In 2021, U.S. retail sales of plant-based foods grew 6.2 percent following a record year of growth in 2020, bringing the total plant-based market value to an all-time high of $7.4 billion, according to data released from the Plant-Based Foods Association, The Good Food Institute and SPINS. Compared to total retail food sales during that time frame, plant-based food retail sales grew three times as fast. Consumers have an appetite for plant-based foods and are continuing to be open to trying plant-based versions of foods traditionally prepared with meat. Consider how you might apply this approach to your menu in even the meatiest of dishes. Where might you reinvent an appetizer or entrée with plant-based ingredients in place of meat, all while keeping the flavor and texture of the dish intact?
Remember when eating pasta felt like a guilty pleasure?

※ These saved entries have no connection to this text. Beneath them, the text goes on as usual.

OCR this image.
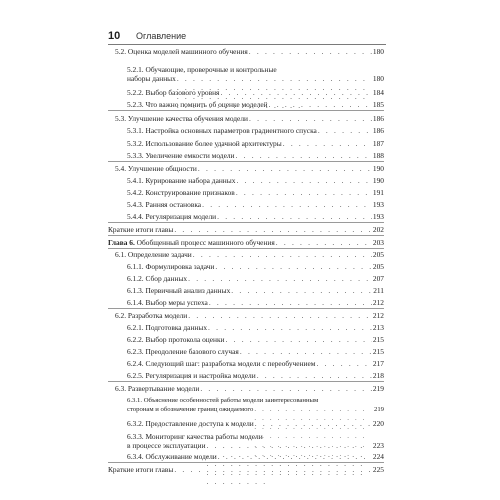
10 Оглавление
5.2. Оценка моделей машинного обучения . . .	180
5.2.1. Обучающие, проверочные и контрольные
наборы данных . . .	180
5.2.2. Выбор базового уровня . . .	184
5.2.3. Что важно помнить об оценке моделей . . .	185
5.3. Улучшение качества обучения модели . . .	186
5.3.1. Настройка основных параметров градиентного спуска . . .	186
5.3.2. Использование более удачной архитектуры . . .	187
5.3.3. Увеличение емкости модели . . .	188
5.4. Улучшение общности . . .	190
5.4.1. Курирование набора данных . . .	190
5.4.2. Конструирование признаков . . .	191
5.4.3. Ранняя остановка . . .	193
5.4.4. Регуляризация модели . . .	193
Краткие итоги главы . . .	202
Глава 6. Обобщенный процесс машинного обучения . . .	203
6.1. Определение задачи . . .	205
6.1.1. Формулировка задачи . . .	205
6.1.2. Сбор данных . . .	207
6.1.3. Первичный анализ данных . . .	211
6.1.4. Выбор меры успеха . . .	212
6.2. Разработка модели . . .	212
6.2.1. Подготовка данных . . .	213
6.2.2. Выбор протокола оценки . . .	215
6.2.3. Преодоление базового случая . . .	215
6.2.4. Следующий шаг: разработка модели с переобучением . . .	217
6.2.5. Регуляризация и настройка модели . . .	218
6.3. Развертывание модели . . .	219
6.3.1. Объяснение особенностей работы модели заинтересованным
сторонам и обозначение границ ожидаемого . . .	219
6.3.2. Предоставление доступа к модели . . .	220
6.3.3. Мониторинг качества работы модели
в процессе эксплуатации . . .	223
6.3.4. Обслуживание модели . . .	224
Краткие итоги главы . . .	225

It doesn’t have to anymore, thanks to the plethora of options available that can suit not only guests sensitive to gluten, but also those simply looking for their pasta to pack a more nutritious punch than the conventional variety. It’s an extra benefit when those alternative options don’t feel like a big sacrifice in the taste department. Consider offering options made from beans, chickpeas or lentils, fortified with protein and fiber, or made from sprouted grain.
You’re no doubt scrutinizing your menu amid ongoing inflation and supply shortages – and animal proteins, which are among the higher-priced foods that consumers and restaurant operators alike are paying for right now, are a key target for reinvention. Consumers are buying less meat at the grocery store due to higher prices and won’t be surprised to see more expensive meat (or fewer beef options) on the menu at the moment. So what’s the best alternative course of action? In addition to pork, which should continue to be a value option, poultry is likely to be a viable choice in the coming months. According to research from BTIG, poultry is due to see substantial deflation in the first quarter of 2023, even as beef prices are poised to continue their climb. In the meantime, while plant-based proteins continue to have an important place at the center of the plate, plant-based beef sales have dipped. (At a time when restaurant meals may be harder to justify, consumers may be more inclined to splurge on the experience of a beef burger over a plant-based one.) Restaurants may benefit by being extra purposeful with the beef-based options on the menu so they feel more experiential. Feature premium cuts as specials. Get creative with less expensive cuts by using them in flavorful marinades featuring on-trend spices. Offer slow-cooked beef to elevate the melt-in-your-mouth experience that helps you make the most of the beef you’re able to buy right now.